I'm going to come out and admit it, I love this speaker. It may displease some people though because it breaks up pretty early, is heavily compressed unless powered with less than 5 watts, and reproduces distorted sounds in a chimey way that's heavy on the upper midrange versus a G12M's distortion reproduction which has compressed bass and a very woody presence in the true midrange, however this helps them to cut thru the mix on stage like a hot knife through butter. The Blue cannot be made to sound harsh. There is something magical in the treble compression that makes even the brightest amplifier settings pleasant and appealing. The Blue seems incapable of reproducing ANY unpleasant overtones and can make an ostensibly bad tone good. It just sounds great all the time unless you are playing poorly. Being fairly compressed but very detailed, this is a very unforgiving speaker. Weak fretting and sloppy right hand technique will be heard in the back row.

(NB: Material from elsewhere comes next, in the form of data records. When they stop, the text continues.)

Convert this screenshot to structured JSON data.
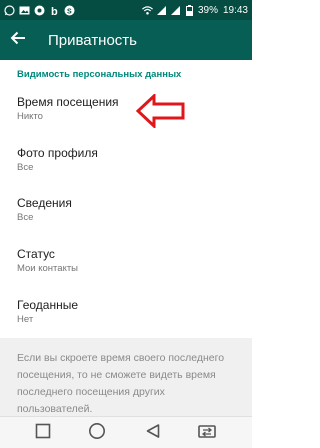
{
  "status_bar": {
    "battery": "39%",
    "time": "19:43",
    "icons": [
      "whatsapp-icon",
      "image-icon",
      "camera-icon",
      "b-icon",
      "skype-icon",
      "wifi-icon",
      "sim1-signal-icon",
      "sim2-signal-icon",
      "battery-icon"
    ]
  },
  "toolbar": {
    "title": "Приватность",
    "back_icon": "arrow-back-icon"
  },
  "section": {
    "header": "Видимость персональных данных",
    "items": [
      {
        "title": "Время посещения",
        "value": "Никто"
      },
      {
        "title": "Фото профиля",
        "value": "Все"
      },
      {
        "title": "Сведения",
        "value": "Все"
      },
      {
        "title": "Статус",
        "value": "Мои контакты"
      },
      {
        "title": "Геоданные",
        "value": "Нет"
      }
    ]
  },
  "note": {
    "text": "Если вы скроете время своего последнего посещения, то не сможете видеть время последнего посещения других пользователей."
  },
  "annotation": {
    "color": "#e0161b"
  },
  "nav_bar": {
    "buttons": [
      "square-icon",
      "circle-icon",
      "triangle-back-icon",
      "swap-sim-icon"
    ]
  }
}
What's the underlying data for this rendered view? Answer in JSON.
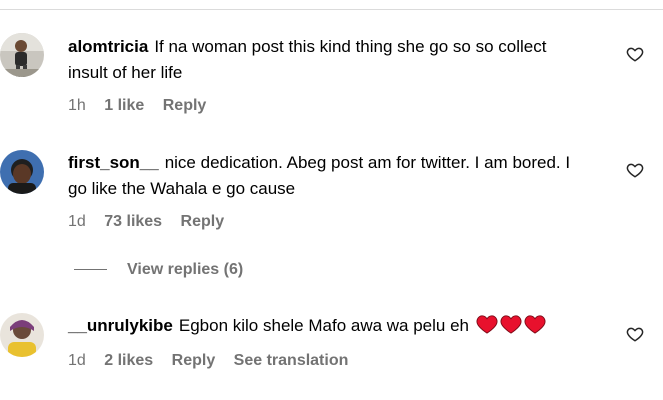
{
  "comments": [
    {
      "username": "alomtricia",
      "text": "If na woman post this kind thing she go so so collect insult of her life",
      "time": "1h",
      "likes": "1 like",
      "reply": "Reply"
    },
    {
      "username": "first_son__",
      "text": "nice dedication. Abeg post am for twitter. I am bored. I go like the Wahala e go cause",
      "time": "1d",
      "likes": "73 likes",
      "reply": "Reply",
      "view_replies": "View replies (6)"
    },
    {
      "username": "__unrulykibe",
      "text": "Egbon kilo shele Mafo awa wa pelu eh",
      "emoji": [
        "red-heart-icon",
        "red-heart-icon",
        "red-heart-icon"
      ],
      "time": "1d",
      "likes": "2 likes",
      "reply": "Reply",
      "translate": "See translation"
    }
  ],
  "colors": {
    "text": "#000000",
    "meta": "#737373",
    "divider": "#dbdbdb",
    "heart_emoji": "#e8112d"
  }
}
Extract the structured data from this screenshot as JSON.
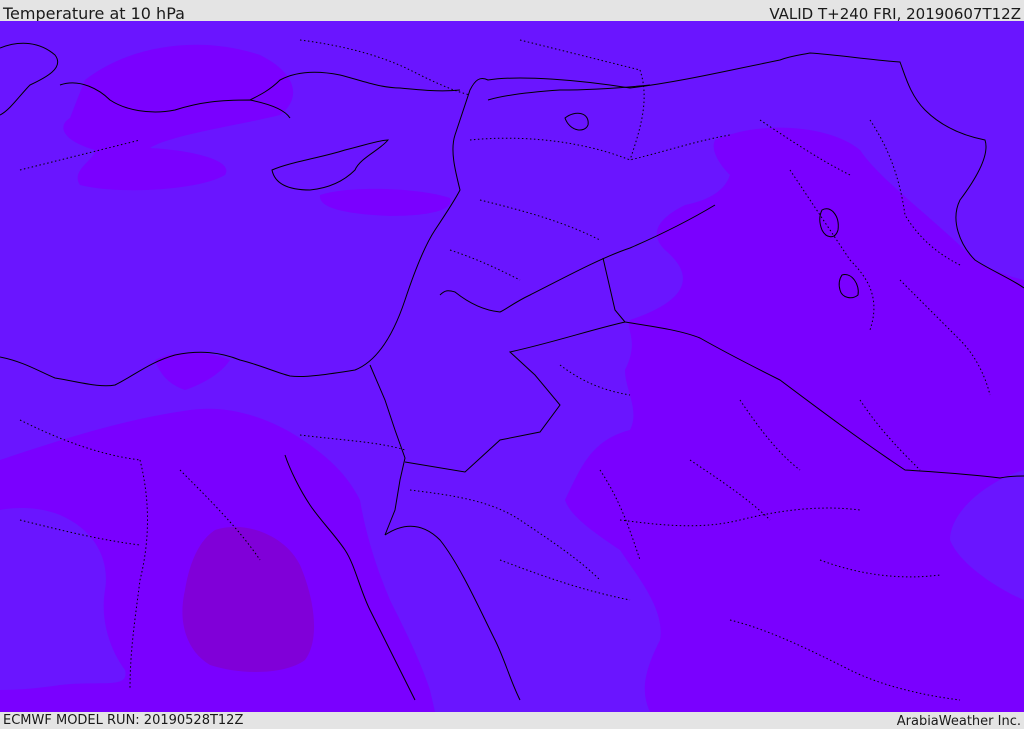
{
  "header": {
    "title": "Temperature at 10 hPa",
    "valid": "VALID T+240 FRI, 20190607T12Z"
  },
  "footer": {
    "model_run": "ECMWF MODEL RUN: 20190528T12Z",
    "credit": "ArabiaWeather Inc."
  },
  "colors": {
    "background_shade": "#6a15ff",
    "warm_shade": "#7a00ff",
    "warmest_shade": "#8000d8",
    "coastline": "#000000",
    "border": "#000000"
  },
  "map": {
    "region": "Eastern Mediterranean / Middle East",
    "variable": "Temperature",
    "level": "10 hPa"
  }
}
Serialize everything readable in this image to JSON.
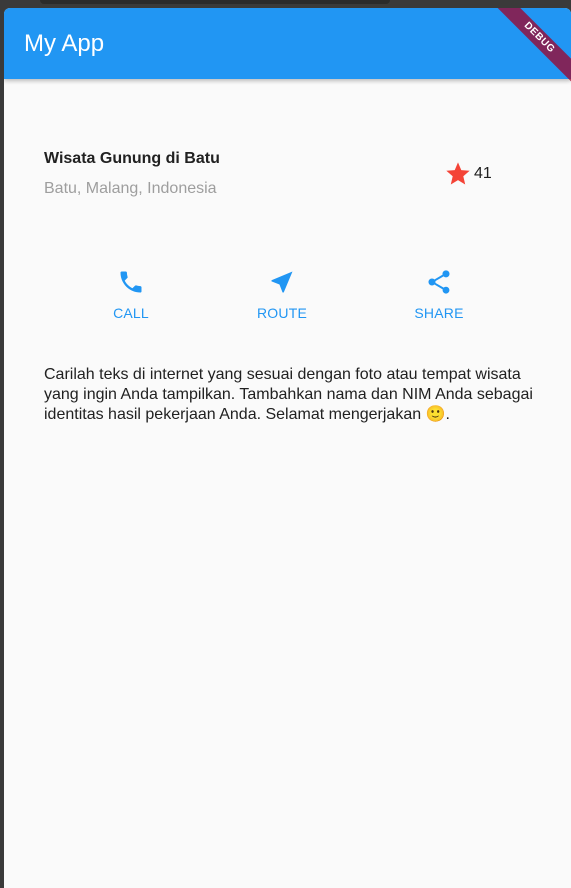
{
  "app": {
    "title": "My App",
    "debug_label": "DEBUG",
    "primary_color": "#2196f3"
  },
  "title_section": {
    "title": "Wisata Gunung di Batu",
    "subtitle": "Batu, Malang, Indonesia",
    "rating_icon": "star-icon",
    "rating_color": "#f44336",
    "rating_count": "41"
  },
  "buttons": [
    {
      "icon": "phone-icon",
      "label": "CALL"
    },
    {
      "icon": "navigation-icon",
      "label": "ROUTE"
    },
    {
      "icon": "share-icon",
      "label": "SHARE"
    }
  ],
  "text_section": {
    "body": "Carilah teks di internet yang sesuai dengan foto atau tempat wisata yang ingin Anda tampilkan. Tambahkan nama dan NIM Anda sebagai identitas hasil pekerjaan Anda. Selamat mengerjakan 🙂."
  }
}
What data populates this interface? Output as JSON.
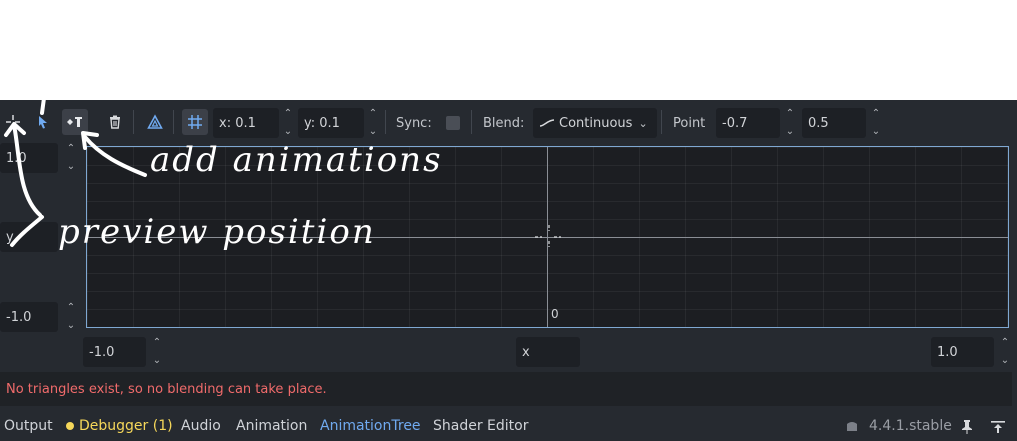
{
  "colors": {
    "panel_bg": "#262a30",
    "accent": "#70aaf0",
    "error": "#f06b6b",
    "debugger_dot": "#f5d75a",
    "annotation_ink": "#ffffff"
  },
  "toolbar": {
    "tools": [
      {
        "name": "preview-position-icon",
        "active": false
      },
      {
        "name": "select-cursor-icon",
        "active": false
      },
      {
        "name": "add-animation-point-icon",
        "active": true
      },
      {
        "name": "trash-icon",
        "active": false
      },
      {
        "name": "triangle-icon",
        "active": false
      },
      {
        "name": "snap-grid-icon",
        "active": false
      }
    ],
    "snap_x": "x: 0.1",
    "snap_y": "y: 0.1",
    "sync_label": "Sync:",
    "sync_checked": false,
    "blend_label": "Blend:",
    "blend_value": "Continuous",
    "point_label": "Point",
    "point_x": "-0.7",
    "point_y": "0.5"
  },
  "axes": {
    "y_max": "1.0",
    "y_label": "y",
    "y_min": "-1.0",
    "x_min": "-1.0",
    "x_label": "x",
    "x_max": "1.0",
    "origin_label": "0"
  },
  "status_message": "No triangles exist, so no blending can take place.",
  "bottom_tabs": {
    "output": "Output",
    "debugger": "Debugger (1)",
    "audio": "Audio",
    "animation": "Animation",
    "animation_tree": "AnimationTree",
    "shader_editor": "Shader Editor"
  },
  "version": "4.4.1.stable",
  "annotations": {
    "add_animations": "add animations",
    "preview_position": "preview position"
  }
}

Heads up, if you want more dynamics from it, pair it with a high efficiency ceramic speaker with higher wattage handling in a 2x12 or 4x12 configuration. I like it with a G12H lead cone speaker in a closed back or a G12H bass cone in an open back like an ac30 combo. If you want to sound less vintage, pairing it with a vintage 30 or a G1265 will do wonders. You'll get more of a modern marshall thing going but with that sweet vintage speaker compression and superior detail...
I could wax lyrical about my G12s all day, but I'll spare you. Just try them for yourself.